I have a great idea for a TV show. Well, I had a great idea for a TV show until Animal Planet went and stole the name for it.
My idea was much better. Really, which would you rather watch: Tales of old people living in double-wide trailers full of cat and dog feces and rotting Moist-n-Meaty, tales that make you question your own mortality, and if you, too, will end up alone at 75 with cats in the double-digits, spending your Social Security on kitten food when you need blood pressure medication? Or a show about my adorable beagle Tillie stealing household objects and stashing them in way-too-obvious places?
When we met Tillie at her foster parents’, her hoarding was already in full swing. They were amazed by it, thought it cute, not problematic. Leave her alone for a moment, and she’d take all the dog toys in the house (her beagle foster-brother’s toys included) and pull them onto her bed. This was an awful lot of toys — an old, clean sock made into a tug toy; a stuffed raccoon; a stuffed squirrel; a stuffed squeaker dog; a stuffed three-legged squeaker dog; and some random Furby-like thing with a mustard-colored rope coming out its rear end.
Tillie is shy dog, partly by nature, mostly by human doing. She was socialized to nothing — not dogs, not people, not cars, bikes, not the sound of shoes on pavement — and her foster moms thought she’d probably been kept to breed in a crate her entire life. On the day she met my husband and me, she cowered on her bed, surrounded by her stuff, so terrified she wouldn’t take a treat from either of us.
It took a few weeks at our house before it began again, the piling of her things in various “secret” stashes around the house. Her crate in my office, or her favorite chair, or, as a last resort, the old rug in our bedroom. It started with her own toys — the ones she’d brought from her foster parents’, plus the squeaker elephant we’d bought her, and the new rawhide bone.
Then it was my slippers. The white ones James had bought me for the second Christmas we were dating, when all I wanted was something to keep me warm in the Illinois winter.
Tillie chewed off the slipper’s pom-poms and stuck the whole thing in her crate.
Next was our couch throw pillow — embroidered with beagles, appropriately enough. She’d disappear with it into my office; when we went to put her in her crate, she happily scrunched herself in beside it.

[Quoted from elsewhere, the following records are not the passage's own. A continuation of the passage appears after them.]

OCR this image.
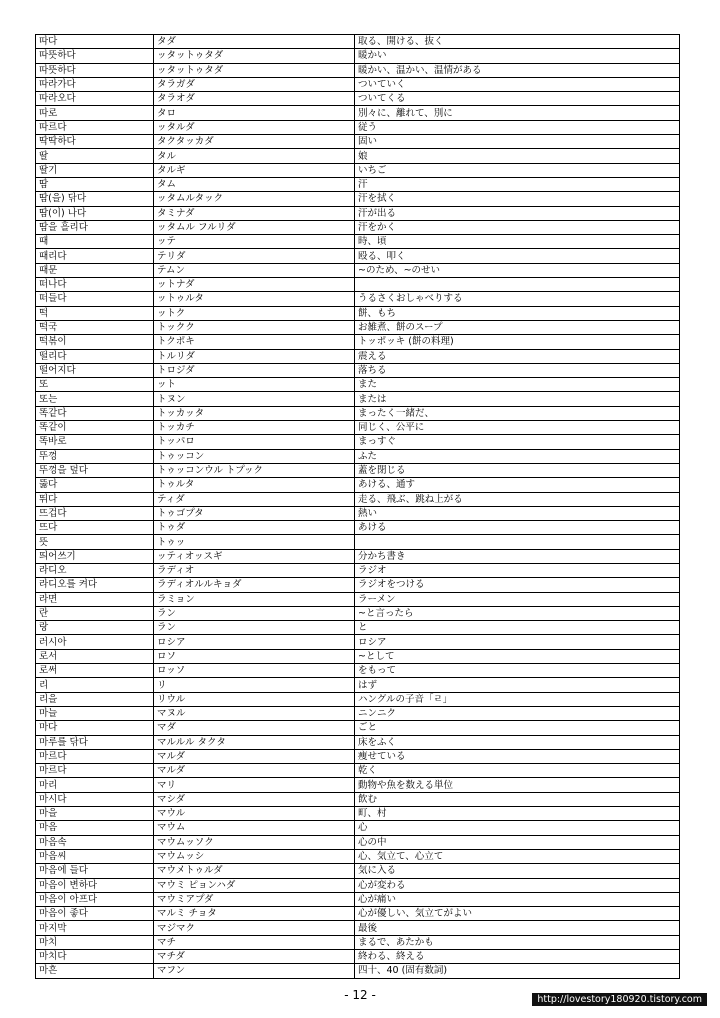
따다	タダ	取る、開ける、抜く
따뜻하다	ッタットゥタダ	暖かい
따뜻하다	ッタットゥタダ	暖かい、温かい、温情がある
따라가다	タラガダ	ついていく
따라오다	タラオダ	ついてくる
따로	タロ	別々に、離れて、別に
따르다	ッタルダ	従う
딱딱하다	タクタッカダ	固い
딸	タル	娘
딸기	タルギ	いちご
땀	タム	汗
땀(을) 닦다	ッタムルタック	汗を拭く
땀(이) 나다	タミナダ	汗が出る
땀을 흘리다	ッタムル フルリダ	汗をかく
때	ッテ	時、頃
때리다	テリダ	殴る、叩く
때문	テムン	~のため、~のせい
떠나다	ットナダ	
떠들다	ットゥルタ	うるさくおしゃべりする
떡	ットク	餅、もち
떡국	トックク	お雑煮、餅のスープ
떡볶이	トクポキ	トッポッキ (餅の料理)
떨리다	トルリダ	震える
떨어지다	トロジダ	落ちる
또	ット	また
또는	トヌン	または
똑같다	トッカッタ	まったく一緒だ、
똑같이	トッカチ	同じく、公平に
똑바로	トッパロ	まっすぐ
뚜껑	トゥッコン	ふた
뚜껑을 덮다	トゥッコンウル トプック	蓋を閉じる
뚫다	トゥルタ	あける、通す
뛰다	ティダ	走る、飛ぶ、跳ね上がる
뜨겁다	トゥゴプタ	熱い
뜨다	トゥダ	あける
뜻	トゥッ	
띄어쓰기	ッティオッスギ	分かち書き
라디오	ラディオ	ラジオ
라디오를 켜다	ラディオルルキョダ	ラジオをつける
라면	ラミョン	ラーメン
란	ラン	~と言ったら
랑	ラン	と
러시아	ロシア	ロシア
로서	ロソ	~として
로써	ロッソ	をもって
리	リ	はず
리을	リウル	ハングルの子音「ㄹ」
마늘	マヌル	ニンニク
마다	マダ	ごと
마루를 닦다	マルルル タクタ	床をふく
마르다	マルダ	痩せている
마르다	マルダ	乾く
마리	マリ	動物や魚を数える単位
마시다	マシダ	飲む
마을	マウル	町、村
마음	マウム	心
마음속	マウムッソク	心の中
마음씨	マウムッシ	心、気立て、心立て
마음에 들다	マウメトゥルダ	気に入る
마음이 변하다	マウミ ピョンハダ	心が変わる
마음이 아프다	マウミアプダ	心が痛い
마음이 좋다	マルミ チョタ	心が優しい、気立てがよい
마지막	マジマク	最後
마치	マチ	まるで、あたかも
마치다	マチダ	終わる、終える
마흔	マフン	四十、40 (固有数詞)
- 12 -	http://lovestory180920.tistory.com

What followed was a litany of household objects: my razor (she likes to crunch the handle and the blades); winter hats; my expensive, Midwest-essential black snow boots; my Rocket Dog ankle-height tan boots; James’s dress socks; her doggie brush; the living room afghan; my yoga eye-pillow; the outline for dissertation chapter 3; and (my all-time favorite) James’s underpants.
He’s even gone so far as to give up an old pair — the Led Zeppelin ones, with the green lightning bolts and the band’s logo all over — in a futile effort to her to keep her from taking his other clothes: Undershirts, all of his black dress socks, and yes, even more underpants.

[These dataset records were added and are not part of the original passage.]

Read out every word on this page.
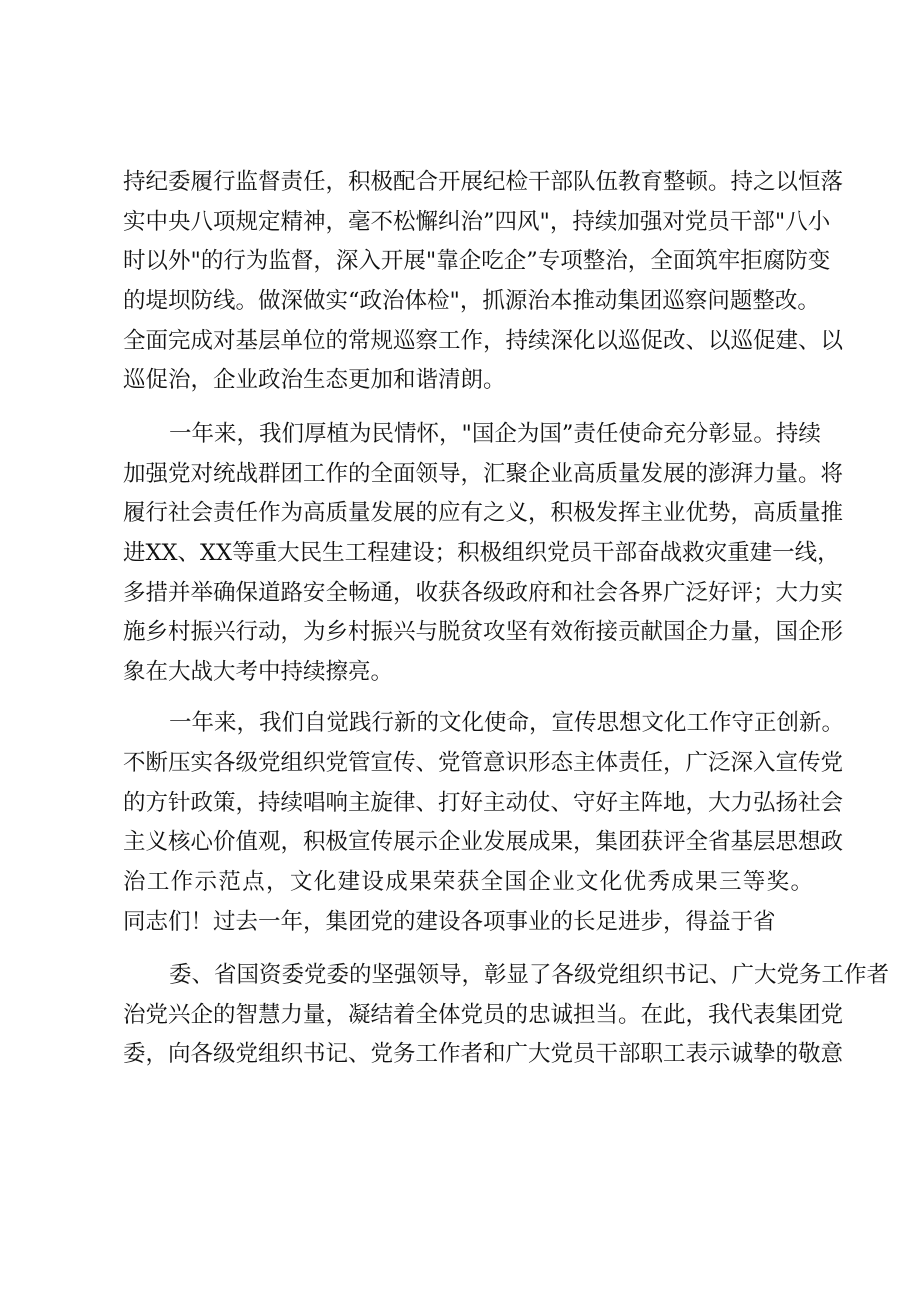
持纪委履行监督责任，积极配合开展纪检干部队伍教育整顿。持之以恒落
实中央八项规定精神，毫不松懈纠治”四风"，持续加强对党员干部"八小
时以外"的行为监督，深入开展"靠企吃企”专项整治，全面筑牢拒腐防变
的堤坝防线。做深做实“政治体检"，抓源治本推动集团巡察问题整改。
全面完成对基层单位的常规巡察工作，持续深化以巡促改、以巡促建、以
巡促治，企业政治生态更加和谐清朗。
一年来，我们厚植为民情怀，"国企为国”责任使命充分彰显。持续
加强党对统战群团工作的全面领导，汇聚企业高质量发展的澎湃力量。将
履行社会责任作为高质量发展的应有之义，积极发挥主业优势，高质量推
进XX、XX等重大民生工程建设；积极组织党员干部奋战救灾重建一线，
多措并举确保道路安全畅通，收获各级政府和社会各界广泛好评；大力实
施乡村振兴行动，为乡村振兴与脱贫攻坚有效衔接贡献国企力量，国企形
象在大战大考中持续擦亮。
一年来，我们自觉践行新的文化使命，宣传思想文化工作守正创新。
不断压实各级党组织党管宣传、党管意识形态主体责任，广泛深入宣传党
的方针政策，持续唱响主旋律、打好主动仗、守好主阵地，大力弘扬社会
主义核心价值观，积极宣传展示企业发展成果，集团获评全省基层思想政
治工作示范点，文化建设成果荣获全国企业文化优秀成果三等奖。
同志们！过去一年，集团党的建设各项事业的长足进步，得益于省
委、省国资委党委的坚强领导，彰显了各级党组织书记、广大党务工作者
治党兴企的智慧力量，凝结着全体党员的忠诚担当。在此，我代表集团党
委，向各级党组织书记、党务工作者和广大党员干部职工表示诚挚的敬意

She even hoarded a key our dog walker accidentally dropped one day, sneaking it to a secondary stash where she could happily chew the plastic keychain in peace.
We’ve thought about letting it all pile up, seeing how full she’d stuff her crate before she decided it was enough. But then we’d never know what stuff of ours was hiding beneath it all.

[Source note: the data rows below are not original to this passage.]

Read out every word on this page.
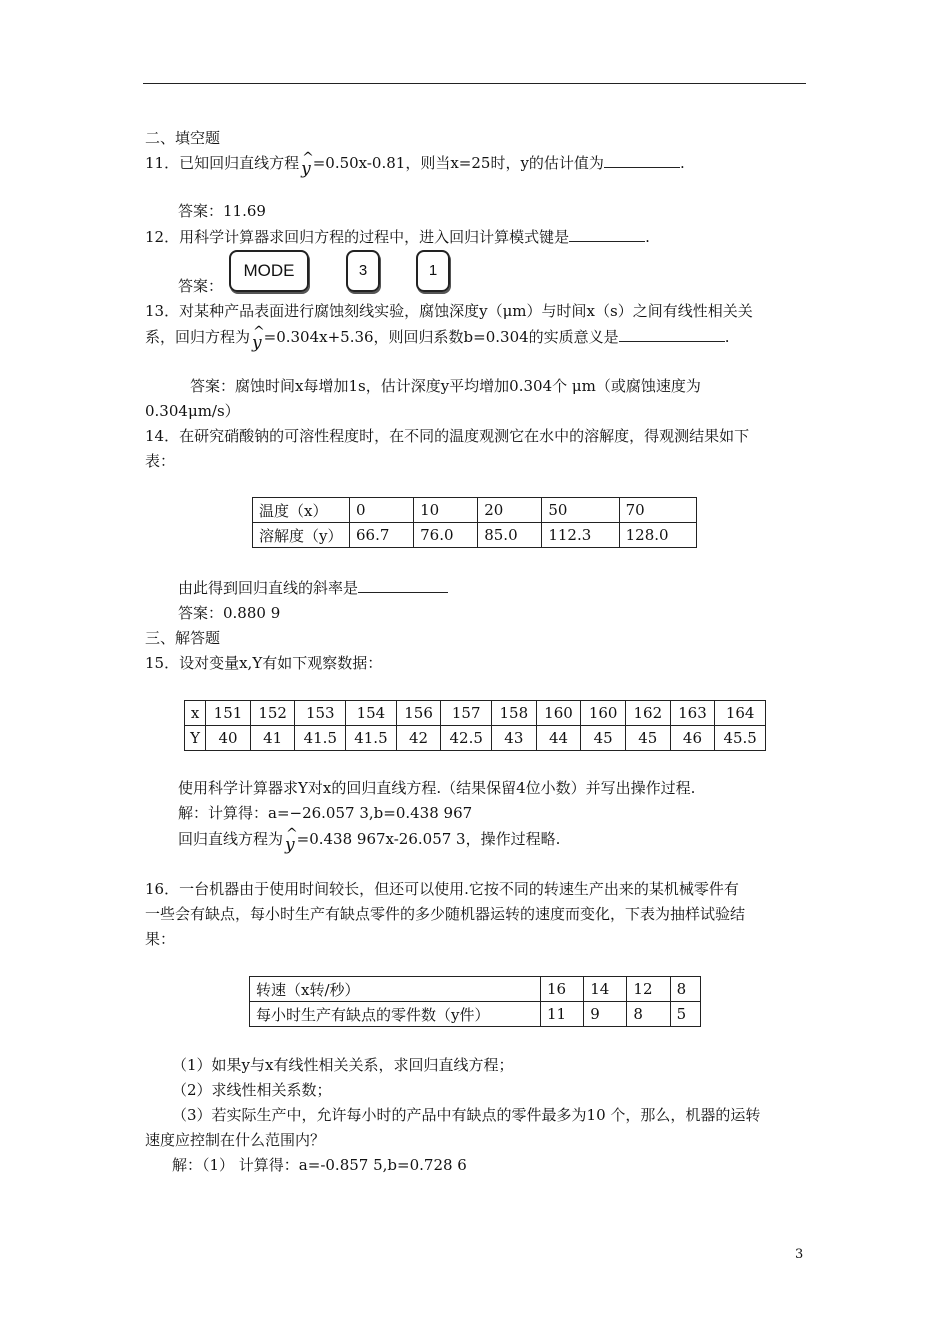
二、填空题
11．已知回归直线方程 ^ y =0.50x-0.81，则当x=25时，y的估计值为	.
答案：11.69
12．用科学计算器求回归方程的过程中，进入回归计算模式键是	.
答案：
MODE	3	1
13．对某种产品表面进行腐蚀刻线实验，腐蚀深度y（μm）与时间x（s）之间有线性相关关
系，回归方程为 ^ y =0.304x+5.36，则回归系数b=0.304的实质意义是	.
答案：腐蚀时间x每增加1s，估计深度y平均增加0.304个 μm（或腐蚀速度为
0.304μm/s）
14．在研究硝酸钠的可溶性程度时，在不同的温度观测它在水中的溶解度，得观测结果如下
表：
温度（x）	0	10	20	50	70
溶解度（y）	66.7	76.0	85.0	112.3	128.0
由此得到回归直线的斜率是
答案：0.880 9
三、解答题
15．设对变量x,Y有如下观察数据：
x	151	152	153	154	156	157	158	160	160	162	163	164
Y	40	41	41.5	41.5	42	42.5	43	44	45	45	46	45.5
使用科学计算器求Y对x的回归直线方程.（结果保留4位小数）并写出操作过程.
解：计算得：a=−26.057 3,b=0.438 967
回归直线方程为 ^ y =0.438 967x-26.057 3，操作过程略.
16．一台机器由于使用时间较长，但还可以使用.它按不同的转速生产出来的某机械零件有
一些会有缺点，每小时生产有缺点零件的多少随机器运转的速度而变化，下表为抽样试验结
果：
转速（x转/秒）	16	14	12	8
每小时生产有缺点的零件数（y件）	11	9	8	5
（1）如果y与x有线性相关关系，求回归直线方程；
（2）求线性相关系数；
（3）若实际生产中，允许每小时的产品中有缺点的零件最多为10 个，那么，机器的运转
速度应控制在什么范围内？
解：（1） 计算得：a=-0.857 5,b=0.728 6
3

The bottom line: At our house, if you’re missing something, check Tillie’s stash. Your boot/important document/pen/article of clothing/Wii remote will inevitably end up among her other treasures. And while you’re down on all fours, wiggling your shoulders around so you can fit through her crate door, to where, at the very back, she’s tucked whatever it is at that moment you desperately need, she will stand there and wag her tail, knowing as soon as your back is turned, she can take whatever it is she wants right back to her crate.